We recently discovered that TPM ownership had not been taken during OSD on a majority of our devices. In the past, all we had to do was run two steps in the ‘State Restore’ section of our Windows 10 task sequence. First, install the MBAM agent, then start MBAM encryption via the Invoke-MbamClientDeployment.ps1 script.

From the logs, we were able to see the Invoke-MbamClientDeployment.ps1 script return with the exit code 1: ‘MBAM cannot take the ownership of TPM because auto-provisioning is pending. Try again after the auto-provisioning is completed.
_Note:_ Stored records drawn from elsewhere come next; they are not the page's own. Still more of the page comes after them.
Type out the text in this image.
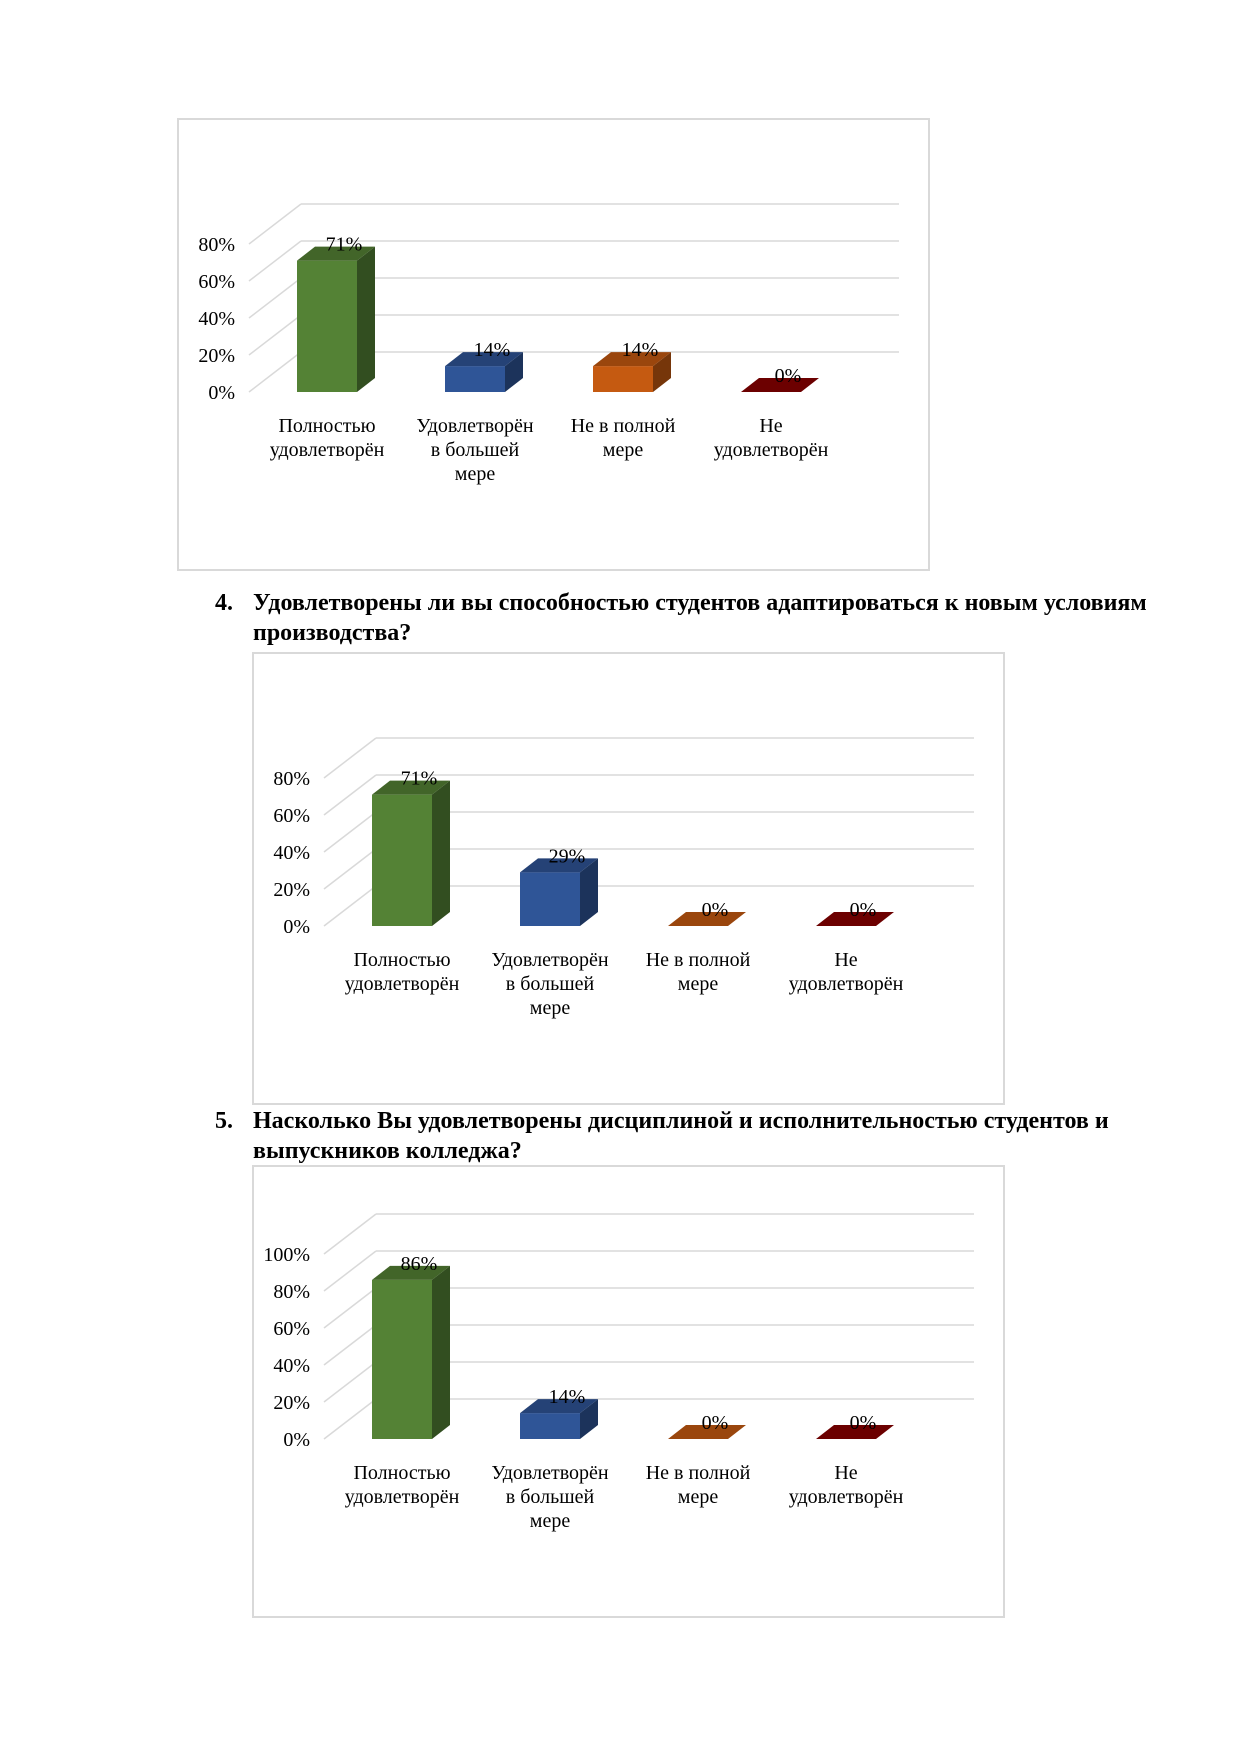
0%
20%
40%
60%
80%	71%
14%	14%
0%
Полностью удовлетворён
Удовлетворён в большей мере
Не в полной мере
Не удовлетворён
4. Удовлетворены ли вы способностью студентов адаптироваться к новым условиям производства?
0%
20%
40%
60%
80%	71%
29%
0%	0%
Полностью удовлетворён
Удовлетворён в большей мере
Не в полной мере
Не удовлетворён
5. Насколько Вы удовлетворены дисциплиной и исполнительностью студентов и выпускников колледжа?
0%
20%
40%
60%
80%
100%	86%
14%
0%	0%
Полностью удовлетворён
Удовлетворён в большей мере
Не в полной мере
Не удовлетворён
Throw “Failed to prepare TPM for encryption.”’

After much troubleshooting, I determined that the TPM ownership was not occuring during OSD. In versions prior to Windows 10 v1607, MBAM was able to take ownership of the TPM directly, for v1607 and higher only Windows is able to take ownership of the TPM, by design. (Source: https://docs.microsoft.com/en-us/microsoft-desktop-optimization-pack/mbam-v25/how-to-enable-bitlocker-by-using-mbam-as-part-of-a-windows-deploymentmbam-25)

To remedy this situation, I just had to add a step to initialize the tpm before running the invoke. This is accomplished with a simple Powershell command that has resolved all of our problems, as seen below: Powershell.exe -NoProfile -ExecutionPolicy Bypass -Command "Initialize-TPM"

The invoke step looks like the following: Powershell.exe -NoProfile -ExecutionPolicy Bypass -File .\Invoke-MbamClientDeployment.ps1 -RecoveryServiceEndpoint http://ServerName/MBAMRecoveryAndHardwareService/CoreService.svc -EncryptionMethod AES256 -IgnoreEscrowRecoveryKeyFailure -IgnoreEscrowOwnerAuthFailure

I hope this helps someone else avoid some of the challenges we were having with MBAM and TPM in OSD. Good luck!